Friday, January 10, 2025

Week in Review: Not Really Knowing, Not Really Teeth, and Not Really Resolutions

The first full week of 2025 was sort of...boring? ordinary?...and it felt really difficult getting back into the normal schedules after having two full weeks off.  What a luxury those weeks were.  Now we're back to track practices/meets and swim practices and violin lessons and piano lessons and basketball practices/games with a bunch of dentist appointments and evening meetings thrown in.  Ya know, life!  I miss Christmas already :)

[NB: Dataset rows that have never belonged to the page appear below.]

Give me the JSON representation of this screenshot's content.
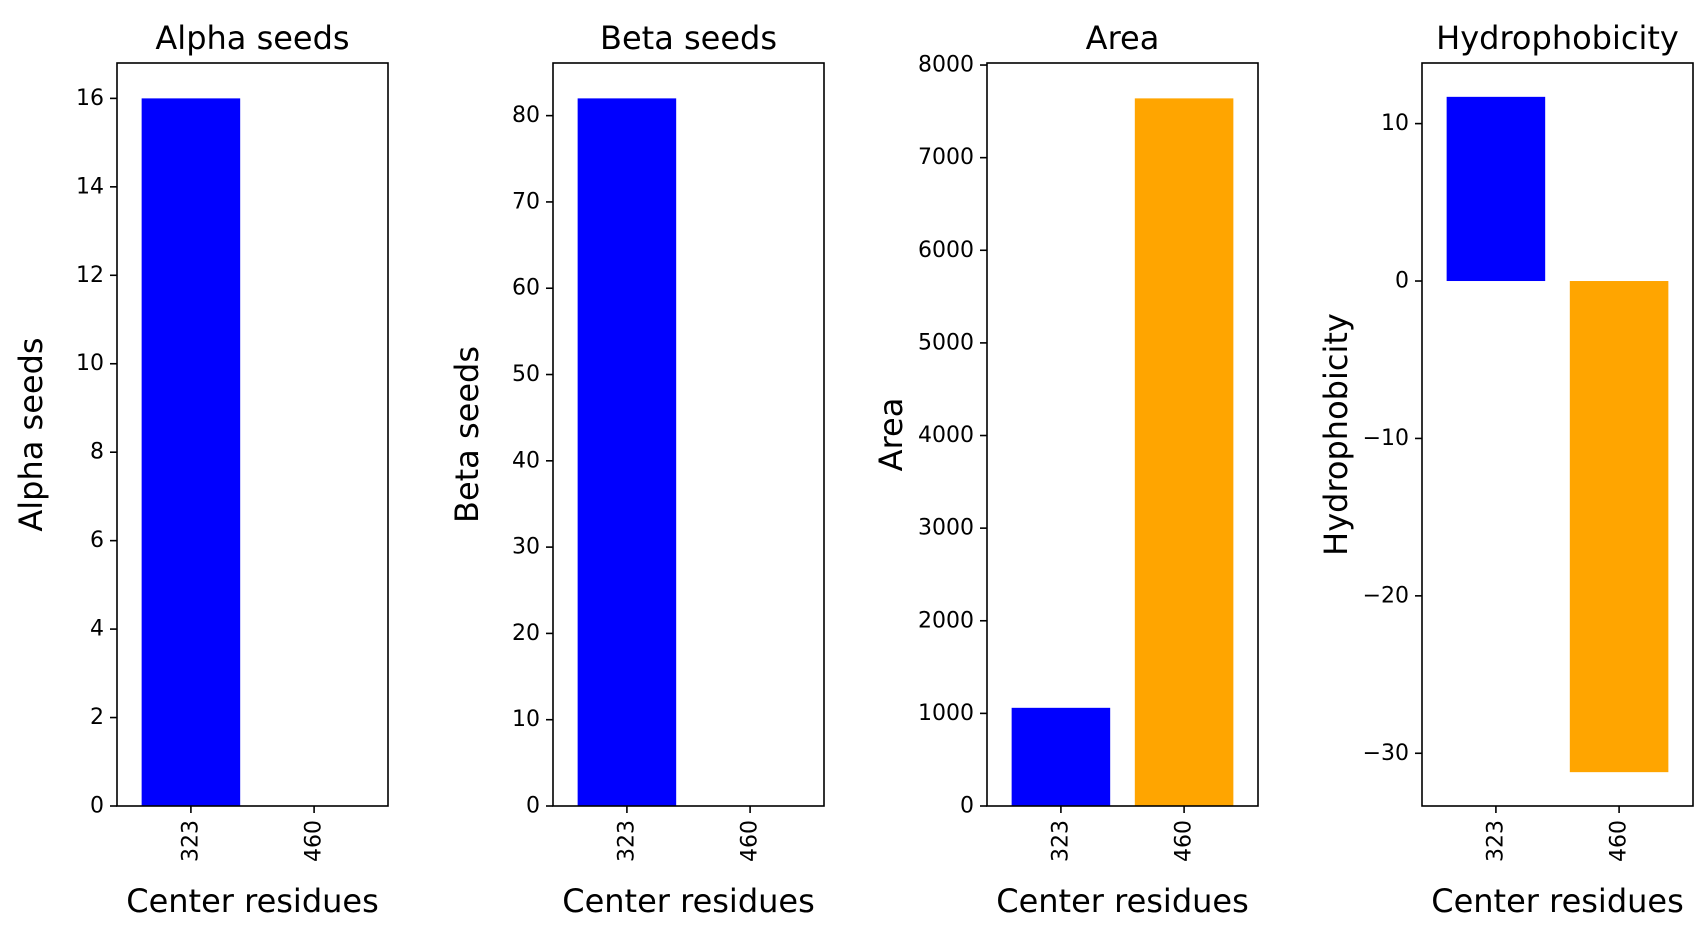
{
  "chart_data": [
    {
      "type": "bar",
      "title": "Alpha seeds",
      "xlabel": "Center residues",
      "ylabel": "Alpha seeds",
      "categories": [
        "323",
        "460"
      ],
      "values": [
        16,
        0
      ],
      "colors": [
        "#0000ff",
        "#ffa500"
      ],
      "ylim": [
        0,
        16.8
      ],
      "yticks": [
        0,
        2,
        4,
        6,
        8,
        10,
        12,
        14,
        16
      ],
      "ytick_labels": [
        "0",
        "2",
        "4",
        "6",
        "8",
        "10",
        "12",
        "14",
        "16"
      ],
      "grid": false
    },
    {
      "type": "bar",
      "title": "Beta seeds",
      "xlabel": "Center residues",
      "ylabel": "Beta seeds",
      "categories": [
        "323",
        "460"
      ],
      "values": [
        82,
        0
      ],
      "colors": [
        "#0000ff",
        "#ffa500"
      ],
      "ylim": [
        0,
        86.1
      ],
      "yticks": [
        0,
        10,
        20,
        30,
        40,
        50,
        60,
        70,
        80
      ],
      "ytick_labels": [
        "0",
        "10",
        "20",
        "30",
        "40",
        "50",
        "60",
        "70",
        "80"
      ],
      "grid": false
    },
    {
      "type": "bar",
      "title": "Area",
      "xlabel": "Center residues",
      "ylabel": "Area",
      "categories": [
        "323",
        "460"
      ],
      "values": [
        1060,
        7640
      ],
      "colors": [
        "#0000ff",
        "#ffa500"
      ],
      "ylim": [
        0,
        8022
      ],
      "yticks": [
        0,
        1000,
        2000,
        3000,
        4000,
        5000,
        6000,
        7000,
        8000
      ],
      "ytick_labels": [
        "0",
        "1000",
        "2000",
        "3000",
        "4000",
        "5000",
        "6000",
        "7000",
        "8000"
      ],
      "grid": false
    },
    {
      "type": "bar",
      "title": "Hydrophobicity",
      "xlabel": "Center residues",
      "ylabel": "Hydrophobicity",
      "categories": [
        "323",
        "460"
      ],
      "values": [
        11.7,
        -31.2
      ],
      "colors": [
        "#0000ff",
        "#ffa500"
      ],
      "ylim": [
        -33.35,
        13.85
      ],
      "yticks": [
        -30,
        -20,
        -10,
        0,
        10
      ],
      "ytick_labels": [
        "−30",
        "−20",
        "−10",
        "0",
        "10"
      ],
      "grid": false
    }
  ]
}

One Christmas gift that I forgot to talk about was the book I made for Andrew:

This link should allow you to see the finished project, a labor of love, and one that I thoroughly enjoyed putting together bit by bit each week as he emailed me updates and photos.  I used Mixbook to create the scrapbook because it allows you to copy+paste text from an email right into the book so it's all in his own words.  After my own semester abroad in college, I had to print photos and start scrapbooking my adventures from what I could remember, and I never even finished the project.  I'm so glad to be able to give my kids this finished book right after their semester is over that they can cherish forever.  

JP sent me a TED Talk that both validated our family rules re: screen time and social media, and also made me think a lot about what I'm doing with the time I have on this earth.

 

I think the issue is that we never know how much time we have left in life, and if we did, what would we do different?  If I knew I had one year left to live, I would quit my jobs, eat whatever I wanted and travel and spend all my time with family and loved ones and volunteer.  But if I knew I was going to live until 100 years old, I would eat as healthy as possible, exercise daily, save money during my working years, etc.  Since we don't know "the day or the hour" I'm coming to the conclusion that we have to find a balance between those extremes.  Which leads me to a question - would you want to know your last day on earth?

(The planner in me would want to know, but the anxiety in me would probably have a terrible time living with that knowledge.)